Muitas mulheres e crianças foram violadas. Duas destas vítimas sexuais, Nadia Murad e Lamiya Aji Bashar, foram capturadas na sua aldeia, Kocho, na zona de Sinjar, Norte do Iraque, em 2014. Conseguiram escapar das malhas do Daesh.
Viveram, literalmente, para contar as atrocidades que sofreram e levar ao mundo informação sobre o que estava a ser feito contra a sua comunidade. «O objetivo deles era eliminar todos os yazidis porque, para eles, nós somos hereges. Não havia homens bons entre eles», contou ao Expresso Nadia, raptada aos 21 anos, numa entrevista publicada em maio.
Tornaram-se ativistas. Em dezembro, receberam em Estrasburgo o Prémio Sakharov do Parlamento Europeu para a Liberdade de Pensamento. Nadia também recebeu,  em outubro, o  Prémio de Direitos Humanos Vaclav Havel e é agora  embaixadora da Boa Vontade das Nações Unidas para a Dignidade dos Sobreviventes do Tráfico de Seres Humanos. 

A suposta polémica

Nadia e Lamiya são duas vozes que contam a história de uma população altamente traumatizada e vulnerável, que Portugal alegadamente ‘pediu’ para receber no âmbito do programa de recolocação de refugiados. Foi este alegado pedido que gerou controvérsia nos últimos dias.

Tudo começou com uma notícia da Associated Press (AP), difundida na quarta-feira. À AP, o Ministro da Migrações, Ioannis Mouzalas, explicou que «um Governo não pode discriminar tendo em conta a raça».
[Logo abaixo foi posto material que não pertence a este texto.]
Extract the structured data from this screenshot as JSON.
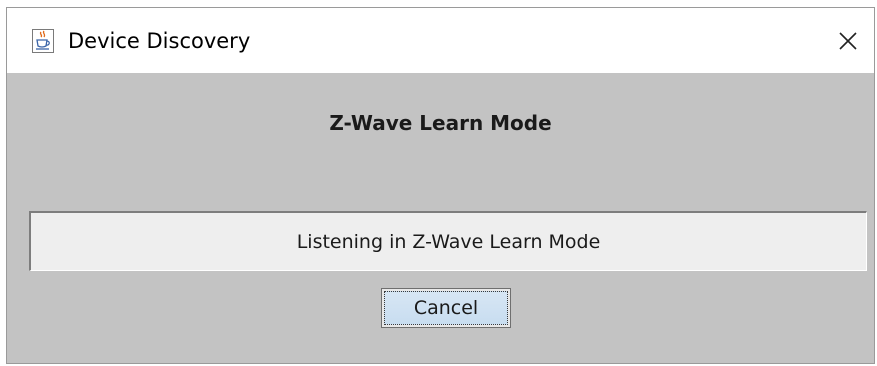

A notícia causou desconforto em Portugal, já que surgiu após o ministro Eduardo Cabrita ter  anunciado, no dia anterior, que o país iria receber, nas próximas semanas, trinta refugiados desta minoria. 
O ministro tinha sublinhado ainda que Portugal se disponibilizou para receber «cerca  de cinco mil refugiados», 400 dos quais pertencentes à comunidade yazidi vindos de campos de refugiados da Grécia.

Aquilo que parecia uma boca grega aos planos portugueses acabou, porém, por se revelar um equívoco. 
A Grécia fez questão de sublinhar que as declarações do seu Ministro das Migrações não se dirigiam a Portugal. «A declaração foi generalista e não fez referência a qualquer país em específico», garantiu o gabinete do ministro grego à Renascença.

Também o ministro português dos Negócios Estrangeiros, Augusto Santos Silva, corroborou a  ausência de escolha. « Portugal não dirigiu nenhum pedido à Grécia para privilegiar, fosse a que título fosse, um conjunto étnico dentro do contingente de refugiados que Portugal se disponibilizou a acolher». 

A posição do ministro foi secundada por Ana Gomes a partir de Bruxelas. «Do lado de Portugal, nunca houve nenhum cherry picking, como dizem, nenhum pedido concreto», garantiu na quinta-feira a eurodeputada numa conferência de imprensa em Bruxelas, em que o SOL participou. «Quem submete os nomes das pessoas são as autoridades gregas ou italianas [dependendo da localização do campo de refugiados], mas também não são elas que os escolhem», explicou.
«Sei de alguns países que pedem apenas cristãos ou famílias, mas este não foi o caso», denunciou Ana Gomes, que garantiu que o único critério válido no processo é o da «vulnerabilidade» das pessoas. «Os processos destes 30 yazidis que estão para chegar foram submetidos pelas autoridades gregas às autoridades portuguesas que as aceitaram (…) Certamente os nomes destas pessoas foram escolhidos pela sua vulnerabilidade, tem que se começar por algum lado», afirmou na mesma conferência a eurodeputada, para quem a polémica não passou de uma «tempestade num copo de água». 

De acordo com Ana Gomes, Portugal já recebeu cerca de 1000 refugiados. Por dia, têm chegado ao aeroporto Humberto Delgado, longe do imediatismo, cerca de 20 pessoas. Na Grécia, permanecem 2500 refugiados yazidi que esperam que o seu nome entre, a conta gotas, no sistema.